Guthrie Pushes Summer Timeline for Bipartisan Permitting Reform
Guthrie criticized proposals to pause or limit data center development over power concerns.
Georgina Mackie
WASHINGTON, May 12, 2026 – Congress must pass bipartisan permitting reform legislation this summer to speed energy generation and transmission projects needed for artificial intelligence infrastructure growth, House Energy and Commerce Committee Chairman Brett Guthrie, R-Ky., said Tuesday.
Guthrie said lawmakers were working toward a package focused on power generation, pipelines, and transmission infrastructure while preserving existing environmental standards.
“We want to reform the process, not the standard,” Guthrie said during keynote remarks at a United States Energy Association event in Washington.
He tied permitting reform to rising electricity demand from artificial intelligence and data centers, arguing the United States risked falling behind China without more dispatchable power and transmission capacity.
“If we choose not to build data centers, and they choose to build them, it completely changes our world,” Guthrie said.
Some large AI data center sites could require up to a gigawatt of electricity, roughly equivalent to Seattle’s power demand, he said.
Guthrie said the committee was preparing transmission legislation aimed at addressing siting authority, cost allocation, and long-distance power delivery. The committee plans to hold a hearing Wednesday on transmission bottlenecks and potential reforms.
He also backed “all-of-the-above” energy policies, including natural gas, nuclear, renewables, and coal generation, to ensure reliable electricity during peak demand.
Guthrie criticized proposals to pause or limit data center development over power concerns, arguing restrictions would weaken U.S. competitiveness.
“We can’t put our heads in the sand,” he said.
Bipartisan negotiations with Democrats on transmission and permitting reform are continuing, though disagreements persist over federal transmission authority and who should bear the costs of interstate projects, Guthrie said.
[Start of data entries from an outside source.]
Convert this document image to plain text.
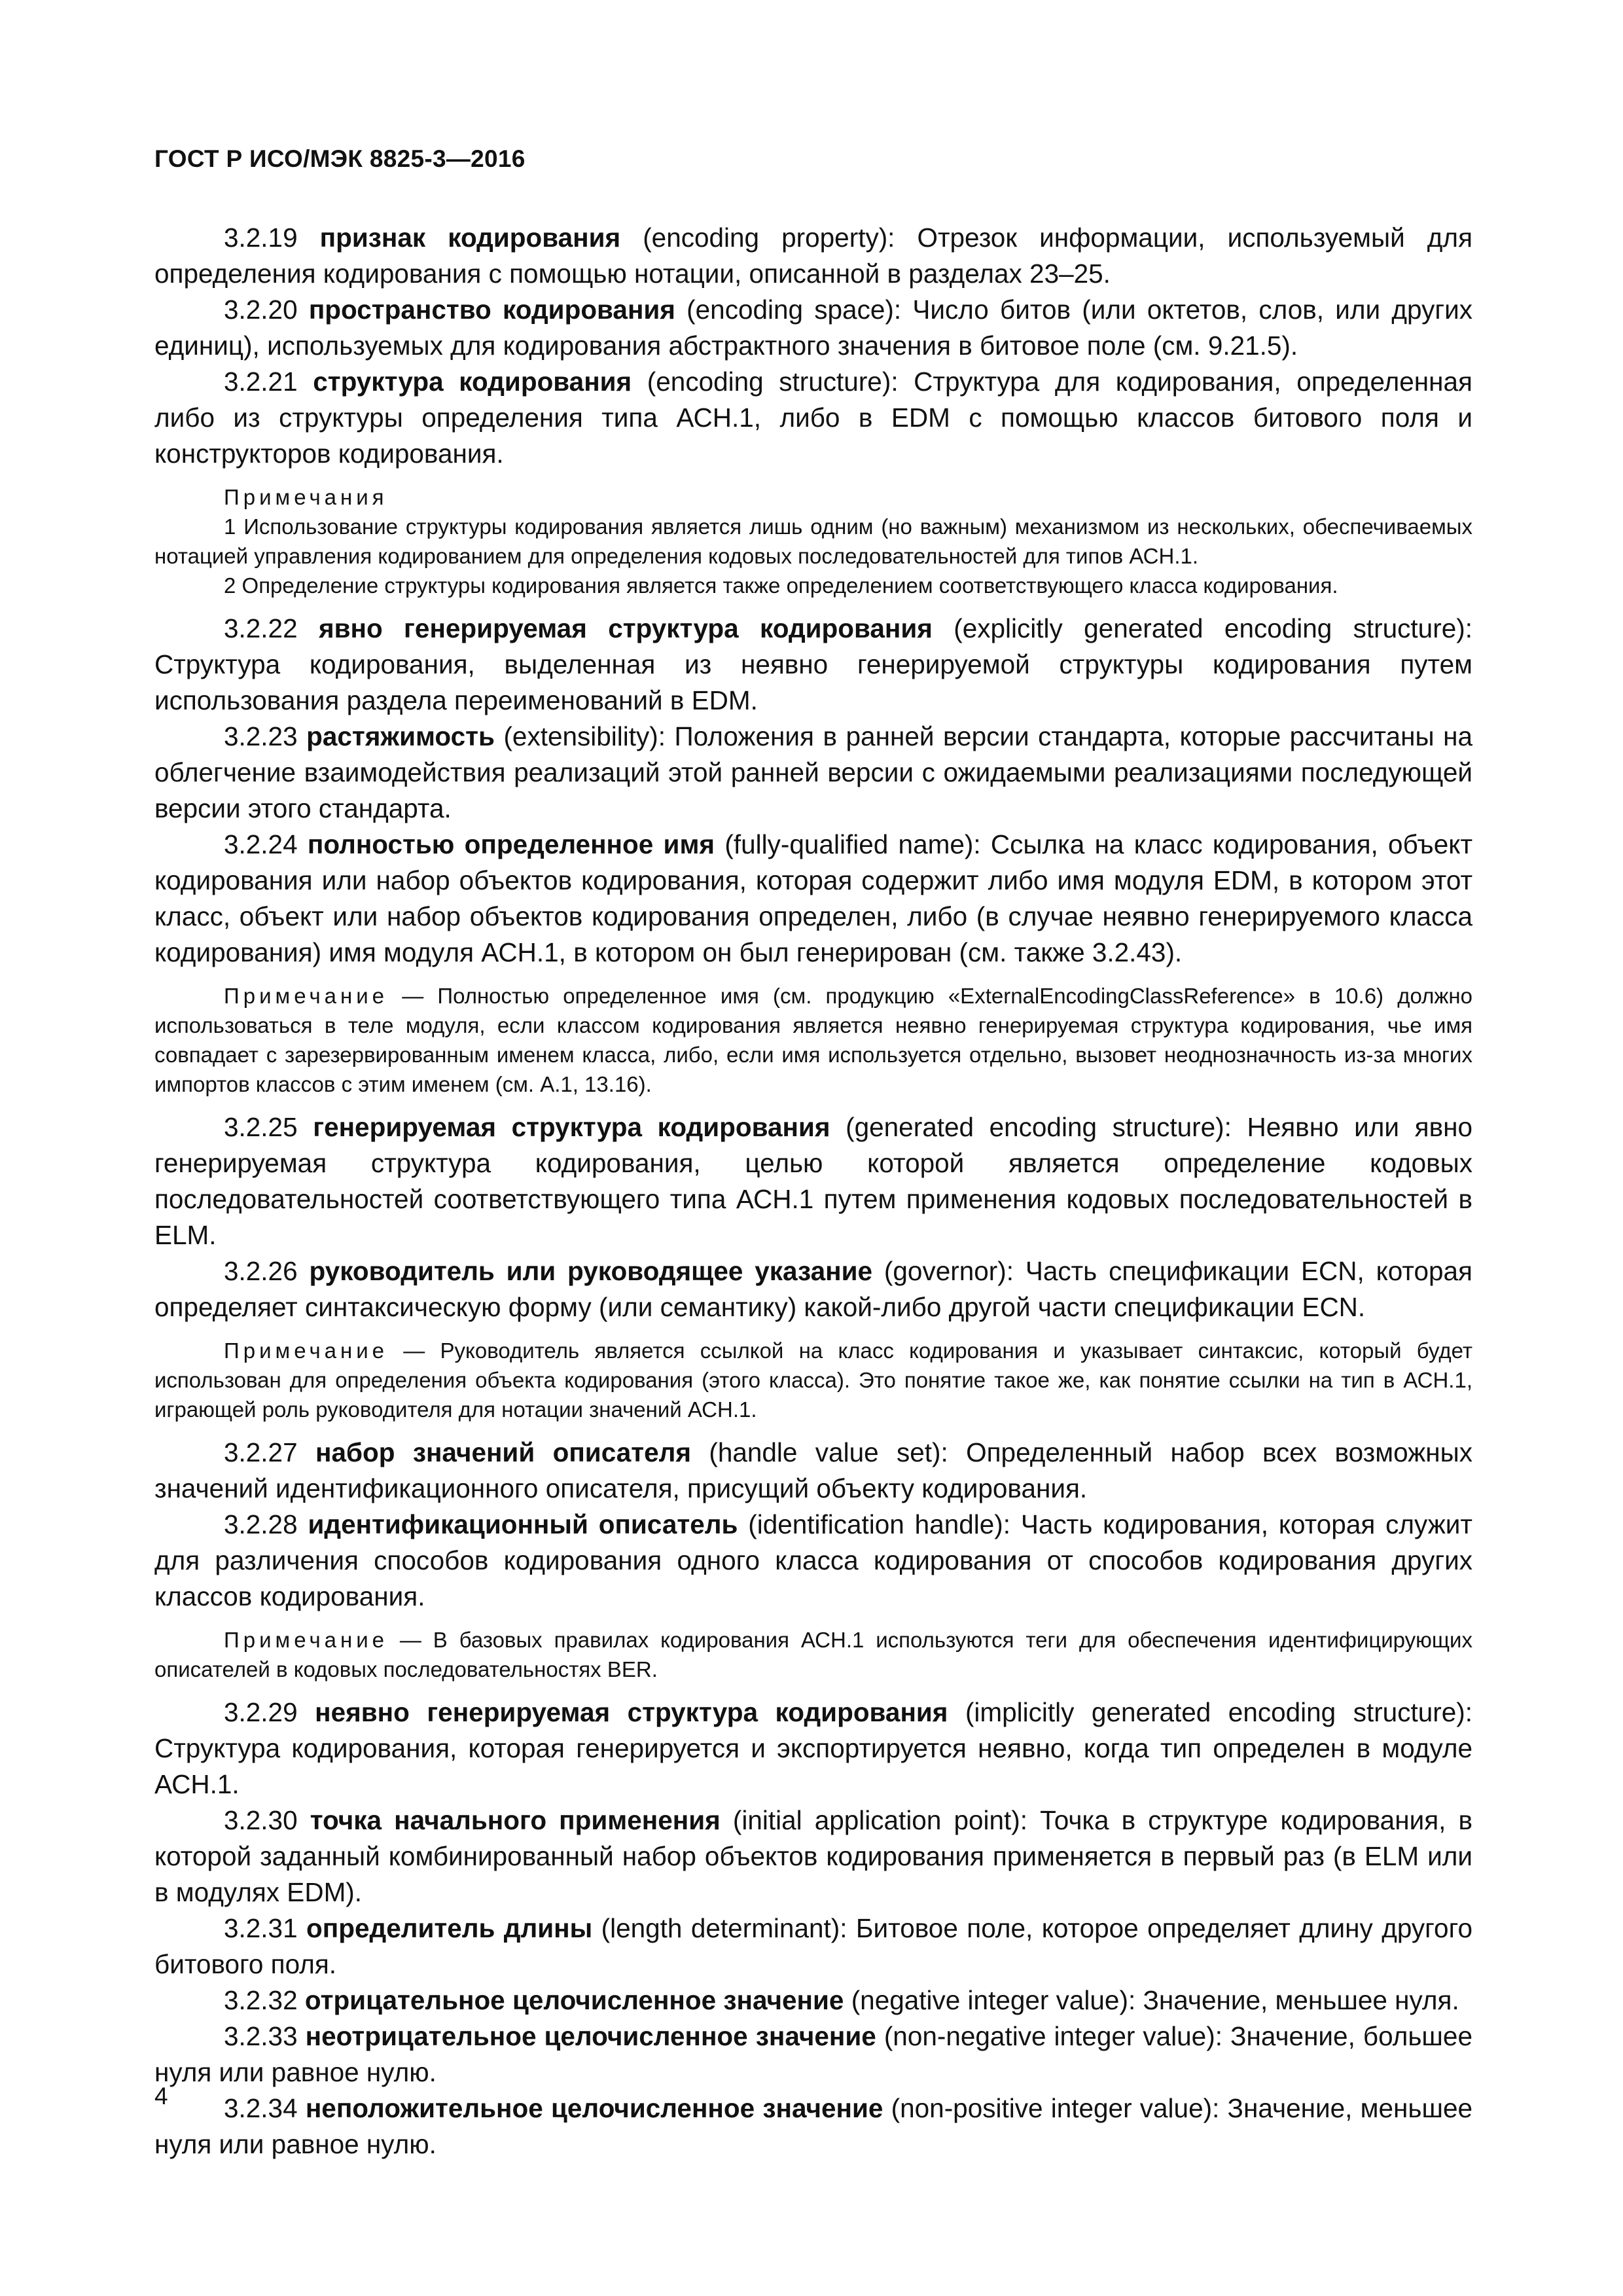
ГОСТ Р ИСО/МЭК 8825-3—2016

3.2.19 признак кодирования (encoding property): Отрезок информации, используемый для определения кодирования с помощью нотации, описанной в разделах 23–25.

3.2.20 пространство кодирования (encoding space): Число битов (или октетов, слов, или других единиц), используемых для кодирования абстрактного значения в битовое поле (см. 9.21.5).

3.2.21 структура кодирования (encoding structure): Структура для кодирования, определенная либо из структуры определения типа АСН.1, либо в EDM с помощью классов битового поля и конструкторов кодирования.

Примечания

1 Использование структуры кодирования является лишь одним (но важным) механизмом из нескольких, обеспечиваемых нотацией управления кодированием для определения кодовых последовательностей для типов АСН.1.

2 Определение структуры кодирования является также определением соответствующего класса кодирования.

3.2.22 явно генерируемая структура кодирования (explicitly generated encoding structure): Структура кодирования, выделенная из неявно генерируемой структуры кодирования путем использования раздела переименований в EDM.

3.2.23 растяжимость (extensibility): Положения в ранней версии стандарта, которые рассчитаны на облегчение взаимодействия реализаций этой ранней версии с ожидаемыми реализациями последующей версии этого стандарта.

3.2.24 полностью определенное имя (fully-qualified name): Ссылка на класс кодирования, объект кодирования или набор объектов кодирования, которая содержит либо имя модуля EDM, в котором этот класс, объект или набор объектов кодирования определен, либо (в случае неявно генерируемого класса кодирования) имя модуля АСН.1, в котором он был генерирован (см. также 3.2.43).

Примечание — Полностью определенное имя (см. продукцию «ExternalEncodingClassReference» в 10.6) должно использоваться в теле модуля, если классом кодирования является неявно генерируемая структура кодирования, чье имя совпадает с зарезервированным именем класса, либо, если имя используется отдельно, вызовет неоднозначность из-за многих импортов классов с этим именем (см. А.1, 13.16).

3.2.25 генерируемая структура кодирования (generated encoding structure): Неявно или явно генерируемая структура кодирования, целью которой является определение кодовых последовательностей соответствующего типа АСН.1 путем применения кодовых последовательностей в ELM.

3.2.26 руководитель или руководящее указание (governor): Часть спецификации ECN, которая определяет синтаксическую форму (или семантику) какой-либо другой части спецификации ECN.

Примечание — Руководитель является ссылкой на класс кодирования и указывает синтаксис, который будет использован для определения объекта кодирования (этого класса). Это понятие такое же, как понятие ссылки на тип в АСН.1, играющей роль руководителя для нотации значений АСН.1.

3.2.27 набор значений описателя (handle value set): Определенный набор всех возможных значений идентификационного описателя, присущий объекту кодирования.

3.2.28 идентификационный описатель (identification handle): Часть кодирования, которая служит для различения способов кодирования одного класса кодирования от способов кодирования других классов кодирования.

Примечание — В базовых правилах кодирования АСН.1 используются теги для обеспечения идентифицирующих описателей в кодовых последовательностях BER.

3.2.29 неявно генерируемая структура кодирования (implicitly generated encoding structure): Структура кодирования, которая генерируется и экспортируется неявно, когда тип определен в модуле АСН.1.

3.2.30 точка начального применения (initial application point): Точка в структуре кодирования, в которой заданный комбинированный набор объектов кодирования применяется в первый раз (в ELM или в модулях EDM).

3.2.31 определитель длины (length determinant): Битовое поле, которое определяет длину другого битового поля.

3.2.32 отрицательное целочисленное значение (negative integer value): Значение, меньшее нуля.

3.2.33 неотрицательное целочисленное значение (non-negative integer value): Значение, большее нуля или равное нулю.

3.2.34 неположительное целочисленное значение (non-positive integer value): Значение, меньшее нуля или равное нулю.

4
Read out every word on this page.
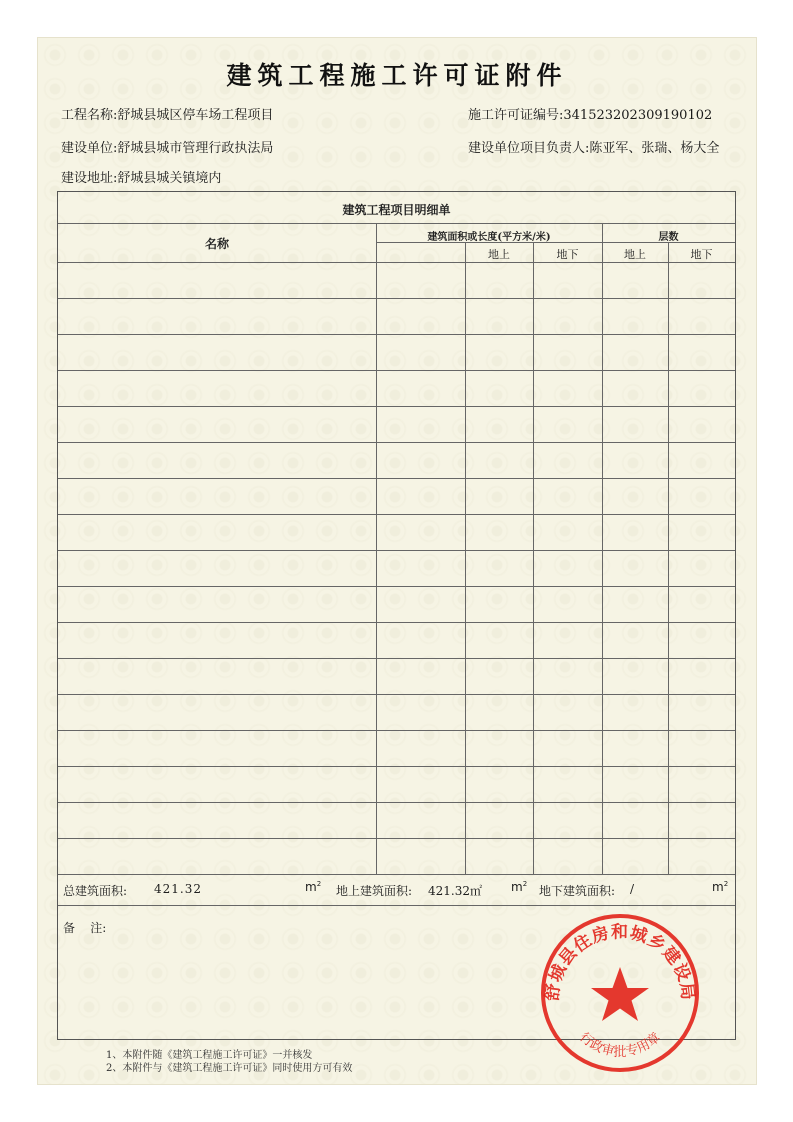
建筑工程施工许可证附件
工程名称:舒城县城区停车场工程项目	施工许可证编号:341523202309190102
建设单位:舒城县城市管理行政执法局	建设单位项目负责人:陈亚军、张瑞、杨大全
建设地址:舒城县城关镇境内
建筑工程项目明细单
名称	建筑面积或长度(平方米/米)	层数
地上	地下	地上	地下
总建筑面积: 421.32	$m^2$ 地上建筑面积: 421.32㎡ $m^2$ 地下建筑面积: /	$m^2$
备    注:
1、本附件随《建筑工程施工许可证》一并核发
2、本附件与《建筑工程施工许可证》同时使用方可有效
舒城县住房和城乡建设局
行政审批专用章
Cost allocation has become a growing obstacle in transmission debates, particularly over whether states hosting new transmission lines should help pay for projects primarily delivering electricity elsewhere.
He said Congress needed to move legislation out of the House before August if lawmakers hoped to complete a broader package this year.
“This is the moment we can get something big done,” Guthrie said.